MILWAUKEE — Greg Curtis and Wade Morgan met here in Milwaukee, but their roots go all the way back to Jamaica.

They used to get together with friends to cook jerk chicken.

"They enjoyed the food and said that we should cook and let other people see how good the food is, because it's good enough to open a restaurant," Wade says.

Greg and Wade's start was pretty humble — just a tent in a parking lot near 60th and Capitol.

"We used our own pots and pans," Wade says.

But their food was an instant success.

"The line was crazy, crazy, crazy long," Wade recalls. "People were driving by and they were making u-turns because the smoke was — we were outside grilling and they smelled the smoke and wondered where the smoke was coming from."

"That was very exciting," Greg adds. "Kind of like adrenaline saying, 'yes, this is going somewhere.'"

Over the past nine years, Wade and Greg's success has only grown.

"People are so excited, people are coming and taking pictures of the truck, people are always trying to get the smoke to blow on them," Greg says.

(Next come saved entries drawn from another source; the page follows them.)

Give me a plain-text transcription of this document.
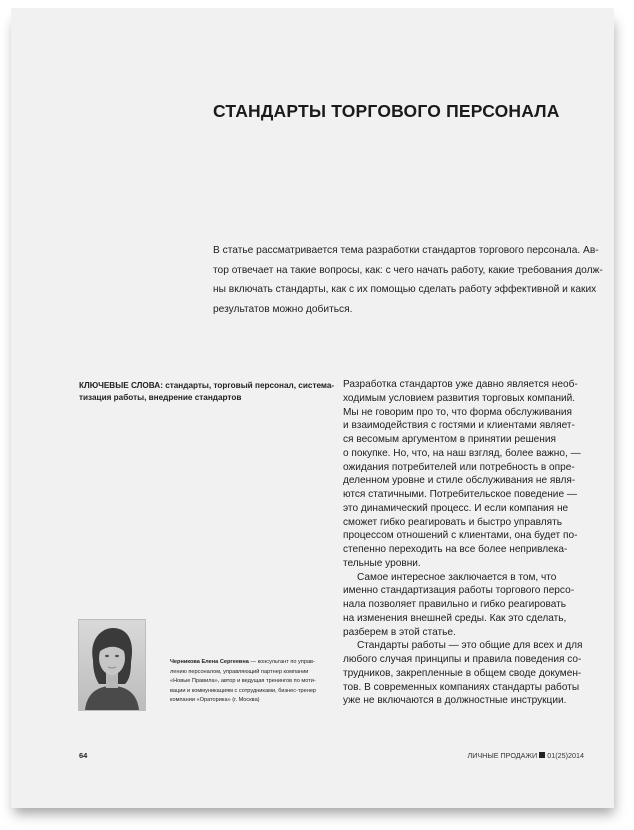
СТАНДАРТЫ ТОРГОВОГО ПЕРСОНАЛА

В статье рассматривается тема разработки стандартов торгового персонала. Ав-
тор отвечает на такие вопросы, как: с чего начать работу, какие требования долж-
ны включать стандарты, как с их помощью сделать работу эффективной и каких
результатов можно добиться.

КЛЮЧЕВЫЕ СЛОВА: стандарты, торговый персонал, система-
тизация работы, внедрение стандартов

Разработка стандартов уже давно является необ-
ходимым условием развития торговых компаний.
Мы не говорим про то, что форма обслуживания
и взаимодействия с гостями и клиентами являет-
ся весомым аргументом в принятии решения
о покупке. Но, что, на наш взгляд, более важно, —
ожидания потребителей или потребность в опре-
деленном уровне и стиле обслуживания не явля-
ются статичными. Потребительское поведение —
это динамический процесс. И если компания не
сможет гибко реагировать и быстро управлять
процессом отношений с клиентами, она будет по-
степенно переходить на все более непривлека-
тельные уровни.
Самое интересное заключается в том, что
именно стандартизация работы торгового персо-
нала позволяет правильно и гибко реагировать
на изменения внешней среды. Как это сделать,
разберем в этой статье.
Стандарты работы — это общие для всех и для
любого случая принципы и правила поведения со-
трудников, закрепленные в общем своде докумен-
тов. В современных компаниях стандарты работы
уже не включаются в должностные инструкции.
Черникова Елена Сергеевна — консультант по управ-
лению персоналом, управляющий партнер компании
«Новые Правила», автор и ведущая тренингов по моти-
вации и коммуникациям с сотрудниками, бизнес-тренер
компании «Ораторика» (г. Москва)
64	ЛИЧНЫЕ ПРОДАЖИ 01(25)2014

People know the food is good, but they might not know its history. Wade says jerk chicken goes all the way back to the 1600s.

"It started with the Indians, the Arawak Indians. They never used water to cook, they used coal."

Over the years, the recipe changed and evolved.

"You have German Jamaican, you have Chinese Jamaican, you have white Jamaican, all type of Jamaican," Greg says. "They cook the same food too."

"Everybody has their own little twist that they put to it," Wade adds.

It's a twist that is about so much more than taste.

"I just love it. Because when I do cook and I see the expression on the people's faces and how they come back and talk about it, it drives me more," Greg says.

"I'm responsible to make sure that this carries on, like it starts with my family... and spread the Jamaican cooking culture to the world," Wade adds.

"It's just a culture for everybody to enjoy, everybody from every walk of life," says Greg. "It brings everybody together and everybody just enjoy and have a good time."